For the first eight hours of the journey, Edith made things happen. She pressed the gas pedal, and the car accelerated. She pressed the brake, and the car rolled to a stop. She drove through towns, noting their names, the dark gas stations, the church steeples piercing the sky. She drove along deserted roads and watched her headlights carve a tunnel of light for the car to travel through. She passed stands of trees, roadside motor inns with partially burned-out signs. She spoke words of reassurance to Sarah, who lay propped up with a pillow and wrapped in blankets in the backseat, her baby in her arms. She ate a sandwich. She stopped twice, briefly, to stretch her legs, change Steven’s diaper, consult her road atlas, and check on Sarah, who both times eked out a smile and a hoarse, heart-cracking “I’m fine.” Edith grew impatient, wanting to go faster, stick to bigger roads, take a straighter shot, but the only priority greater than getting to where they were going as quickly as possible was not getting caught along the way, so she reasoned with herself, stuck assiduously to the speed limit and to her winding, circuitous route.

But just as the sun came up, things began to happen to Edith. The world outside the car windows changed, wavering like a heat shimmer, leaning in to press against the sides of the car or circling around it like a carousel. And the car began to drive itself, hurtling along at fifteen miles an hour, crawling at forty, or sitting motionless as the buildings and road signs and trees rushed by it in a blur. To keep herself awake, Edith began to sing, and the songs chose her instead of the reverse. Sometimes, she sang without knowing she sang, talked without topic or direction. When she stopped at a gas station, she told the attendant that Sarah was her sister who had recently been in a car accident, that they were going to visit relatives in Maine; she babbled brightly on about blueberries, lobster, bears, and moose, until the attendant said, “You seem a little fatigued, ma’am. Might want to check into a motel and get some sleep,” and she said, “As soon as we get to the next town, I promise we’ll do just that.” She didn’t keep the promise, but she came close, pulling the car into a motel parking lot and lying down across the front seat.

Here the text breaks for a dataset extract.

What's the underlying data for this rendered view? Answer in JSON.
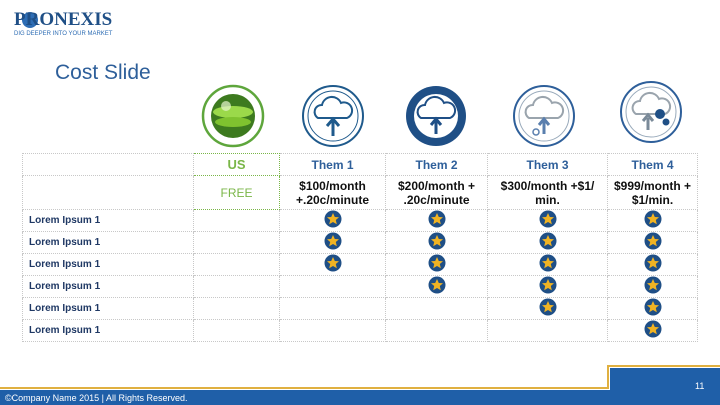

Four hours later, a sound woke her. She thought at first it was the baby crying, but it was Sarah, groaning in pain. When Edith turned around, the sight of the woman knocked the wind out of her like a punch. Sarah’s eyes were unfocused, her face glazed with sweat, and she trembled as if an invisible person had her by the shoulders and were shaking her until her teeth rattled. Edith got into the backseat, coaxed water and aspirin down Sarah’s throat. With great effort, she kept her voice low and soothing, but fear was charging through her, beating out a loud prayer inside her head: Just let her live, just let her live, just let her live, I’ll do anything if you just let her live.